Paul supporters could look to another anti-Washington crusader and Texan, who is spending heavily in the state. Perry and a political action committee supporting him have spent nearly $2 million on advertising in Iowa so far. And he thinks he has the right message for small government conservatives: Turn Capitol Hill into a part-time job for federal lawmakers.
Given the fact that members of Congress have roughly an 11% approval rating, it may be an effective ploy.
"I want you to answer this question -- why should you settle for anything less than an authentic conservative who will fight for your views and values without an apology," Perry asked a crowd in Iowa on Tuesday.
The other potential X-factor is the escalating war of words between Gingrich and Romney.
Gingrich's campaign now refers to Romney as "Mitt the Massachusetts Moderate" in e-mails to reporters.

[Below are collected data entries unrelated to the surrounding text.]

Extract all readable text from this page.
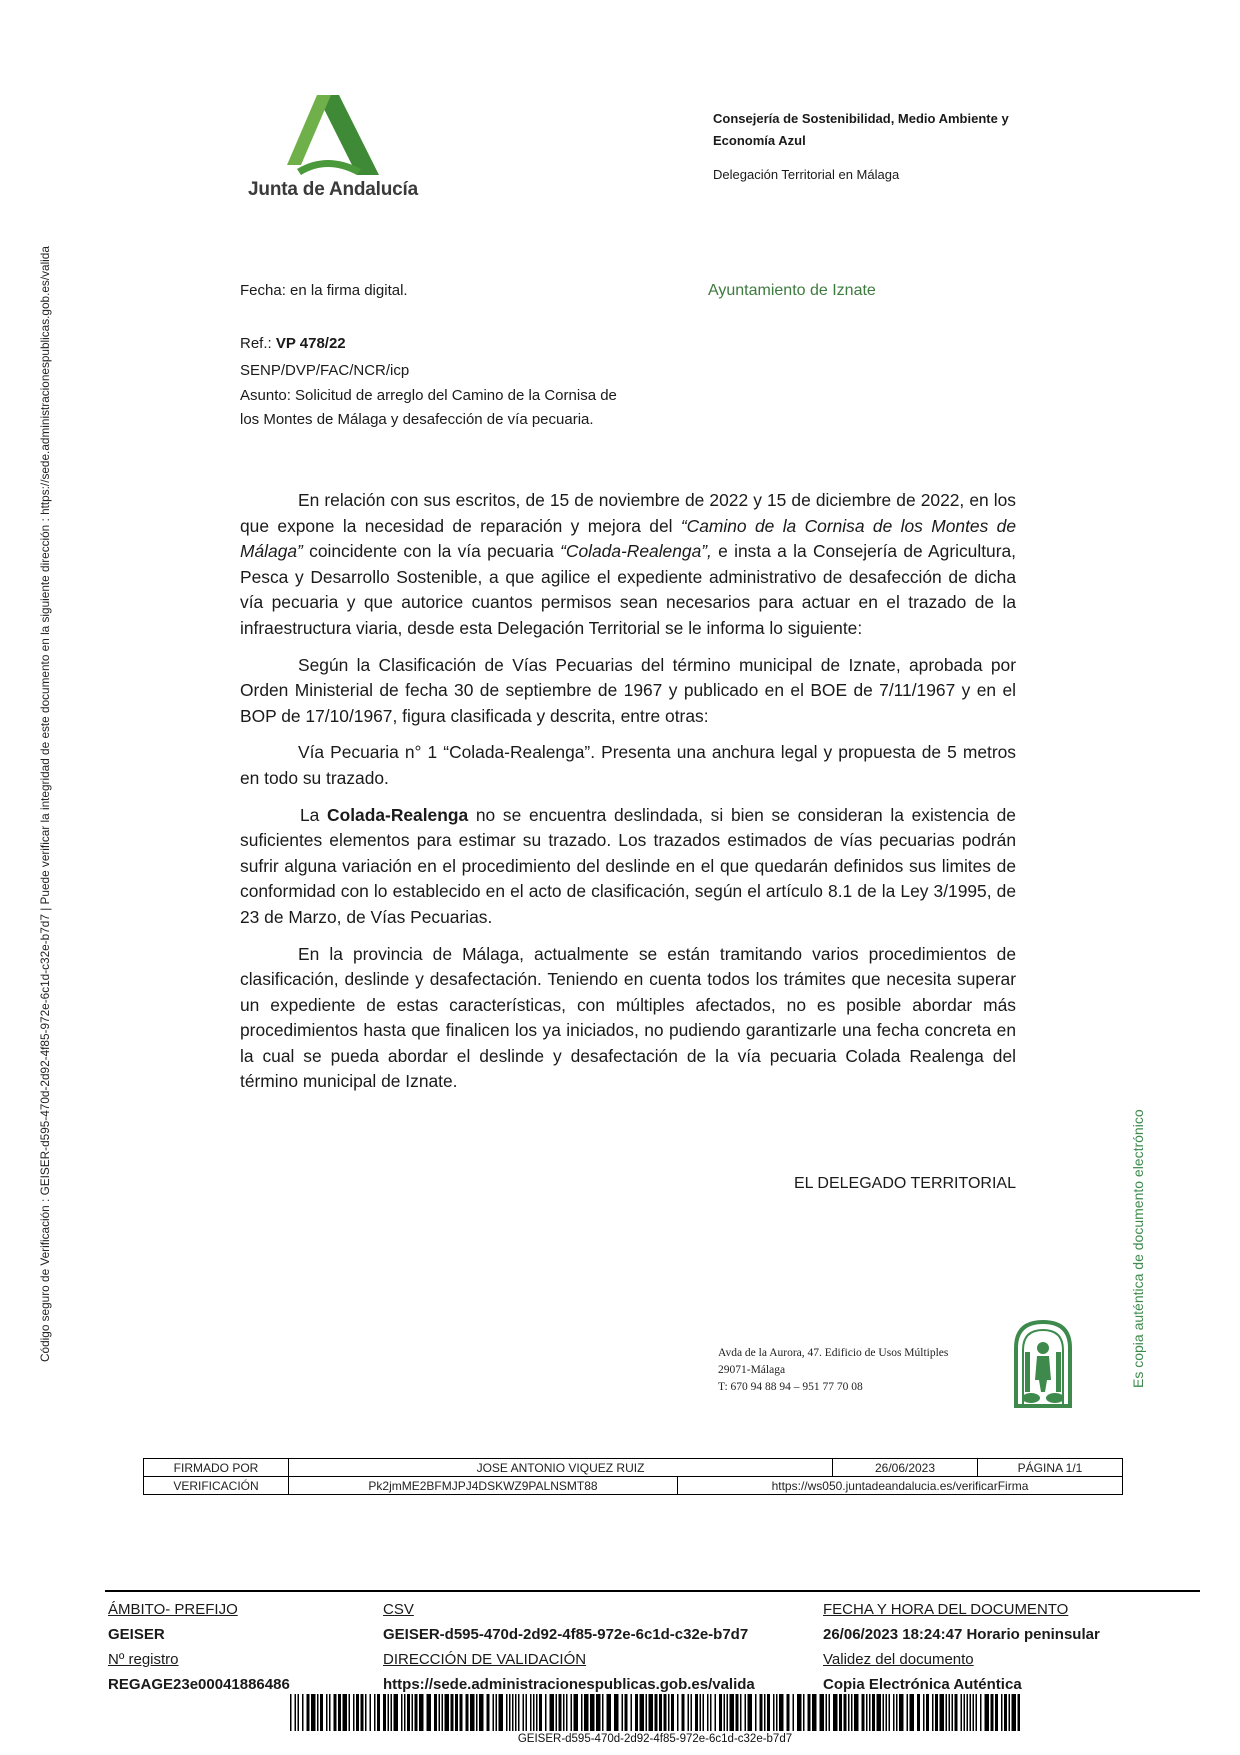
Junta de Andalucía
Consejería de Sostenibilidad, Medio Ambiente y
Economía Azul
Delegación Territorial en Málaga
Fecha: en la firma digital.	Ayuntamiento de Iznate
Ref.: VP 478/22
SENP/DVP/FAC/NCR/icp
Asunto: Solicitud de arreglo del Camino de la Cornisa de
los Montes de Málaga y desafección de vía pecuaria.

En relación con sus escritos, de 15 de noviembre de 2022 y 15 de diciembre de 2022, en los que expone la necesidad de reparación y mejora del “Camino de la Cornisa de los Montes de Málaga” coincidente con la vía pecuaria “Colada-Realenga”, e insta a la Consejería de Agricultura, Pesca y Desarrollo Sostenible, a que agilice el expediente administrativo de desafección de dicha vía pecuaria y que autorice cuantos permisos sean necesarios para actuar en el trazado de la infraestructura viaria, desde esta Delegación Territorial se le informa lo siguiente:

Según la Clasificación de Vías Pecuarias del término municipal de Iznate, aprobada por Orden Ministerial de fecha 30 de septiembre de 1967 y publicado en el BOE de 7/11/1967 y en el BOP de 17/10/1967, figura clasificada y descrita, entre otras:

Vía Pecuaria n° 1 “Colada-Realenga”. Presenta una anchura legal y propuesta de 5 metros en todo su trazado.

La Colada-Realenga no se encuentra deslindada, si bien se consideran la existencia de suficientes elementos para estimar su trazado. Los trazados estimados de vías pecuarias podrán sufrir alguna variación en el procedimiento del deslinde en el que quedarán definidos sus limites de conformidad con lo establecido en el acto de clasificación, según el artículo 8.1 de la Ley 3/1995, de 23 de Marzo, de Vías Pecuarias.

En la provincia de Málaga, actualmente se están tramitando varios procedimientos de clasificación, deslinde y desafectación. Teniendo en cuenta todos los trámites que necesita superar un expediente de estas características, con múltiples afectados, no es posible abordar más procedimientos hasta que finalicen los ya iniciados, no pudiendo garantizarle una fecha concreta en la cual se pueda abordar el deslinde y desafectación de la vía pecuaria Colada Realenga del término municipal de Iznate.

EL DELEGADO TERRITORIAL
Avda de la Aurora, 47. Edificio de Usos Múltiples
29071-Málaga
T: 670 94 88 94 – 951 77 70 08
Código seguro de Verificación : GEISER-d595-470d-2d92-4f85-972e-6c1d-c32e-b7d7 | Puede verificar la integridad de este documento en la siguiente dirección : https://sede.administracionespublicas.gob.es/valida	Es copia auténtica de documento electrónico
FIRMADO POR	JOSE ANTONIO VIQUEZ RUIZ		26/06/2023	PÁGINA 1/1
VERIFICACIÓN	Pk2jmME2BFMJPJ4DSKWZ9PALNSMT88	https://ws050.juntadeandalucia.es/verificarFirma		
ÁMBITO- PREFIJO
GEISER
Nº registro
REGAGE23e00041886486
CSV
GEISER-d595-470d-2d92-4f85-972e-6c1d-c32e-b7d7
DIRECCIÓN DE VALIDACIÓN
https://sede.administracionespublicas.gob.es/valida
FECHA Y HORA DEL DOCUMENTO
26/06/2023 18:24:47 Horario peninsular
Validez del documento
Copia Electrónica Auténtica
GEISER-d595-470d-2d92-4f85-972e-6c1d-c32e-b7d7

One such e-mail included a link to a local news video clip from Romney's 2002 campaign for governor. In the video, Romney tells a reporter he's "not a partisan Republican."
"I'm someone who is moderate and that my views are progressive," Romney told NECN, a New England cable news channel.
Romney is countering that blast from the past with a new ad promising a "conservative agenda" in the White House.
Romney also tweaked Gingrich's comparison of his failure to make the ballot in the Virginia primary to a Pearl Harbor attack.
"I think it's more like Lucille Ball at the chocolate factory," Romney said, referring to the '50s sitcom where the red-headed comedian has trouble keeping up with candy on a conveyer belt.
Part of the reason why Iowans are unsure about a front-runner might have something to do with the changing nature of the modern political campaign.
Iowa Republican leader Strawn says the GOP candidates have spent less time in the state than in years past.
Filling that void, Strawn says, are super political action committees airing attack ads.
"We want to get the decision right, but also we haven't had as much opportunity to kind of kick the tires on these candidates as we have in caucuses past," Strawn says.